Nagle is among the nearly 2 percent of the federation’s 77,000 members who qualify as master, and he’s on the cusp of moving up to international master. Following that, he’ll be a grandmaster.
“I think I can make international master, but grandmaster? It’s possible, but most of them concentrate solely on playing and coaching,” he said. “They don’t do other work.”
He talked recently about his passion for chess and applying these skills to the real world.
Does your skill at chess make you a better lawyer? “Yes, but probably not directly. To succeed in chess you need intense focus, patience, emotional strength and thinking ahead — poise under pressure. And physical strength, too — I try to exercise more before a tournament. I play two six- or seven-hour games at a tournament, and I can be wrung out. Then I may return for another day of play. It’s all good training for mergers and acquisitions.”
When do you expect to peak as a chess player? “Chess pros peak at around 30, then may start to decline — still strong players, but with not quite the edge they had. I might improve for another 10 years because I didn’t go the professional route. I’ve got more to learn. ”
How many moves ahead do you see in a game? “It varies, even within a game. Sometimes there are so many choices on the board it’s pointless to go too deep. Other times I’m five or six moves ahead.”
What makes a master? “There’s something about the qualitative way the mind works. You’re not born with it. It’s years of practice. You find you can see in a glance the essential features of a position on the board. A good amateur can work hard to see the same thing a master does instantly.”
Then how do some kids get so good at chess? “Kids learn phenomenally fast. Think how quickly kids pick up language. A kid who learns the rules and patterns of chess and plays good players may whomp a guy who’s gone to the chess club for 40 years but never improved. To be a grandmaster, you almost have to start as a kid and catch the passion that takes you deeper into the game.”
How can an average adult get good? “You do the practice. You can read books, practice classic patterns, play against your computer, go to chess clubs, enter tournaments, get coaching, and most important, have a good time. You won’t hit the top, but you’ll improve.”
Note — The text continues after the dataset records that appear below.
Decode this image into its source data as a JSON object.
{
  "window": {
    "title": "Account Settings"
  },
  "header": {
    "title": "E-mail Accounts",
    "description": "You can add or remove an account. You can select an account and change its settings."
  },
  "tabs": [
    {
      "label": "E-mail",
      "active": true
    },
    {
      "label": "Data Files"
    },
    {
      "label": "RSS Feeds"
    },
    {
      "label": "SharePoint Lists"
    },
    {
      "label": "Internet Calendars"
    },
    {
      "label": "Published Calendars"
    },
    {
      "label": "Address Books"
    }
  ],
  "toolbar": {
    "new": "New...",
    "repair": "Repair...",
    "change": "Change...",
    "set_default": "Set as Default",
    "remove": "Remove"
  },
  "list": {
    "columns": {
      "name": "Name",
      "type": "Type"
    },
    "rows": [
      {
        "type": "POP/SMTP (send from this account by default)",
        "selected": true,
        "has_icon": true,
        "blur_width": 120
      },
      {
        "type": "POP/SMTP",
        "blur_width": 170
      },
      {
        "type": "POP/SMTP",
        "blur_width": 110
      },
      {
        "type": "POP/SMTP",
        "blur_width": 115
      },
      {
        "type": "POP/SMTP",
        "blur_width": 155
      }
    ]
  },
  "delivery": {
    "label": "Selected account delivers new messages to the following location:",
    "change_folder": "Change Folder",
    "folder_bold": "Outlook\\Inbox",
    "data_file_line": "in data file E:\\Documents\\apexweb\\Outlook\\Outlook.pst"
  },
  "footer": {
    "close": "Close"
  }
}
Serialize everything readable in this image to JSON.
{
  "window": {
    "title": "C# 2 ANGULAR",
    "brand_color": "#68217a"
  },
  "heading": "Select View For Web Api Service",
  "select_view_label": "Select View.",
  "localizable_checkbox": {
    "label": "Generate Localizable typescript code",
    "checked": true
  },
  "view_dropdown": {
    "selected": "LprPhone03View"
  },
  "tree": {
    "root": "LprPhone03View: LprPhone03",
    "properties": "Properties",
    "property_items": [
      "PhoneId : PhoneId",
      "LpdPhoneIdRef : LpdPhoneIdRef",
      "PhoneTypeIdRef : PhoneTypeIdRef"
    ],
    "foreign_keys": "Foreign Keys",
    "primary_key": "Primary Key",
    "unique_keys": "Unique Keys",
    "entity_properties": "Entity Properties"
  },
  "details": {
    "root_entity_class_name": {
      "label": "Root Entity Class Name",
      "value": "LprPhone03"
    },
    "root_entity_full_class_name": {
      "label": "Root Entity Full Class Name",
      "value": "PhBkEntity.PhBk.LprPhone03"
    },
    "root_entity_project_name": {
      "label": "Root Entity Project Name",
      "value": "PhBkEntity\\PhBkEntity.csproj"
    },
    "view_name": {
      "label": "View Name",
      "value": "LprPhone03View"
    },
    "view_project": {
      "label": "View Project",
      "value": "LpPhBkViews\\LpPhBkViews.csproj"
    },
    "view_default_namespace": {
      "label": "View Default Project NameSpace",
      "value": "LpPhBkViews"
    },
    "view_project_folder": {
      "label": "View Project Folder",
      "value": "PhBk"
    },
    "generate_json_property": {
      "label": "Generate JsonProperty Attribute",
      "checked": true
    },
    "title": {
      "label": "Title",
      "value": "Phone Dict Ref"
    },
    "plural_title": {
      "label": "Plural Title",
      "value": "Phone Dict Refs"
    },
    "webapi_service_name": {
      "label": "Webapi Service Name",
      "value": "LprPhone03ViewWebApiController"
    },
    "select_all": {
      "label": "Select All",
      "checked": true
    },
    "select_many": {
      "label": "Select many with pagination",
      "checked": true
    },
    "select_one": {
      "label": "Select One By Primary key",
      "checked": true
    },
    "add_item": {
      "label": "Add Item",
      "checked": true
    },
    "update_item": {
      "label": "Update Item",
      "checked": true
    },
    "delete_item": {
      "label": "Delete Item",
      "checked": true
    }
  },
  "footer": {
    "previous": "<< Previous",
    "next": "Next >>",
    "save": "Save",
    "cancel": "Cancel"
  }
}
What have you sacrificed to become a chess master? “I don’t feel like I sacrificed. Sure, I had to choose between the high school dance or a night at the chess club, things like that. Now I’m really sacrificing chess for my job. Legal work usually is fun. Chess always is.”
What’s next for you? “I want to continue to improve. You do that by playing very good players, but also by teaching. I understand what I do, but I’m not always sure why. I’d like to take on some students — especially very good kids — and see what we both can learn.”